How to learn anything
Josh Kaufman
"The Personal MBA: Master the Art of Business"Josh Kaufman is the author of “The Personal MBA: Master the Art of Business.” The book that this conversation is based on, “The First 20 Hours: How to Learn Anything…Fast!”
Josh Kaufman spent years learning how to build websites.
“I had no idea where to start or what to do,” says Josh, author of The First 20 Hours: How to Learn Anything…Fast. “So, I did what a lot of people did. I fiddled around, and I fiddled and fiddled and fiddled.”
Now, more than a decade later, Josh can build a nice-looking site. But he says he didn’t need to spend 10 years learning how to do it.
“The vast majority of us learn [a new skill] the hard way,” he says. “We learn it the long way.” But research has shown that “there are things that you can do to learn in a much faster, much more efficient way,” says Josh.
So Josh tested this research on himself last year, learning how to play the ukulele, how to windsurf, how to program, how to do yoga, and how to play the most complex board game in the world. And in the process, he developed a method to learn anything as quickly as humanly possible.
In his Mixergy course, Josh shows you how to learn anything in 20 hours.
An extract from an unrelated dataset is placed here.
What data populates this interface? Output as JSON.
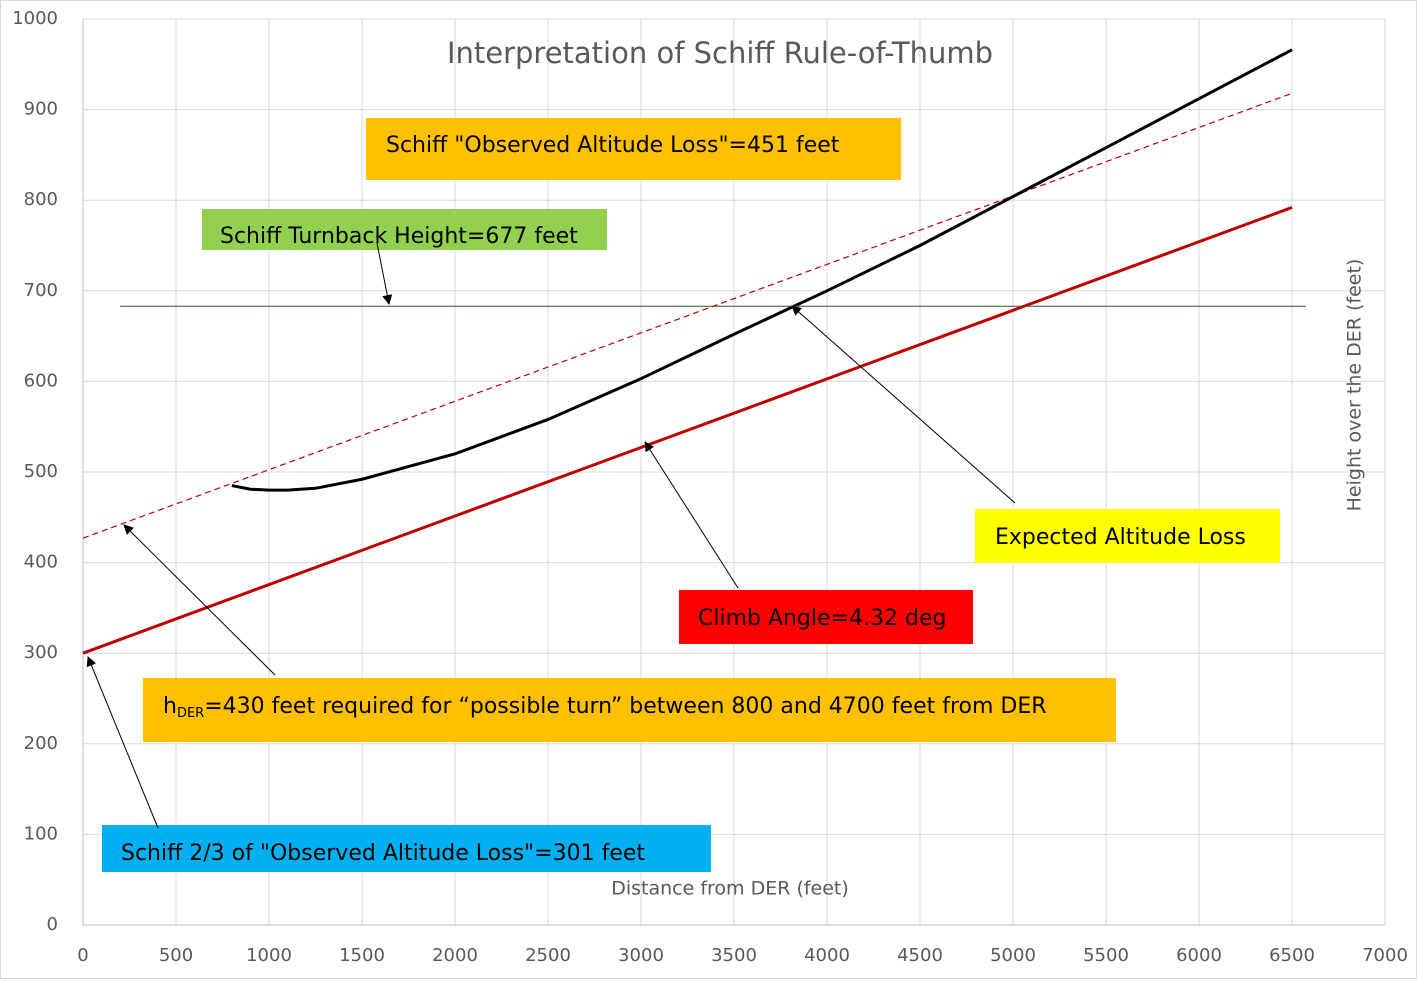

Here are three highlights from the course.
1. Don’t Freak Out
Acquiring a new skill is scary.
“It’s super intimidating,” says Josh. “You know, as a general rule, adult learners hate feeling stupid.” And “the biggest barrier to learning something new is overcoming that initial intimidation,” he says.
So how do you get some perspective?
Define success for yourself
Create your own definition of success.
“Defining the target performance level says, ‘Okay, I’m not trying to do everything that is ever going to be possible with this particular skill,’” says Josh. “‘I don’t have to learn everything at once. Here’s my target. I’m going to work towards it.’”
For instance, when Josh was learning how to play the ukulele, he chose to define success as being able to figure out how to play any song he picked up. “I didn’t have to be
able to perform flawlessly in a concert,” he says. “I just wanted to be able to pick up the instrument, find a song, and have a fighting chance of figuring out how to play it.”
2. Get Out of Research Mode
Learning a new skill requires some research, but not as much as you might think.
In fact, Josh says that “research is a form of procrastination. So you don’t want to spend 10 of your 20 hours on this stuff.”
That’s the mistake Josh made when he was learning how to program. “I got 20 books on programming [and] I got five courses,” he says. “And I was thinking to myself, ‘I’m going to read all of these books, and I’m going to take all of these courses, and then I’m going to sit down and write a computer program.’ It was totally backwards.”
So how do you research the right way?
Research just enough to start
Spend one to two hours researching the most important things you need to know. “You want to get to the actual practice as quickly as possible,” says Josh.
To do that, find three to five solid how-to books on the subject, then quickly skim them, looking at the table of contents, headings, index, and briefly skimming the chapters. “Look at the concepts and ideas that come up over and over again,” he says.
For instance, when Josh decided to learn how to windsurf, he quickly browsed a few books to figure out what equipment he needed to buy. “I had a good working knowledge of what I needed and what I didn’t because I did a little bit of research [before I bought anything],” he says. “That helped a lot.”
3. Be in It to Win It
At first, learning a new skill will not be fun.
“The first few hours of doing this, they’re going to suck, and they’re going to suck bad,” says Josh.
That’s about the time that most people give up. “They’re terrible or it’s not working or they don’t know what to do, and they get so frustrated and so upset with themselves that they stop doing it,” says Josh.
For instance, before Josh could even learn how to program, he had to spend five hours just installing the latest version of Ruby. “I hadn’t even got to the writing a program stuff yet, which is hard in its own right,” he says. “I was just getting to the point where I could start.”
And he could have given up then and there. “It would have been really easy to say, you know what, this is stupid,” he says. “It’s too hard. I’m just going to shove this in a corner and I’m going to go do something else.
So how do you keep learning even when you suck?
Make a commitment
Pre-commit to 20 hours of deliberate practice.
The first few hours are horrible, but “hours four to six are about the time where you start seeing improvements in your ability to actually do this thing,” says Josh. “So, pre-commitment is saying to yourself before you get started, ‘I am going to invest at least 20 hours of practice in this thing, or I’m not going to do it at all.’”
That way, you’ll practice long enough to see results. “When you start seeing results, you get that burst of internal motivation,” he says. “It’s like, ‘I can do this. There’s something that I couldn’t do. Now I can do it. This is awesome.’ And [then you] keep doing it.”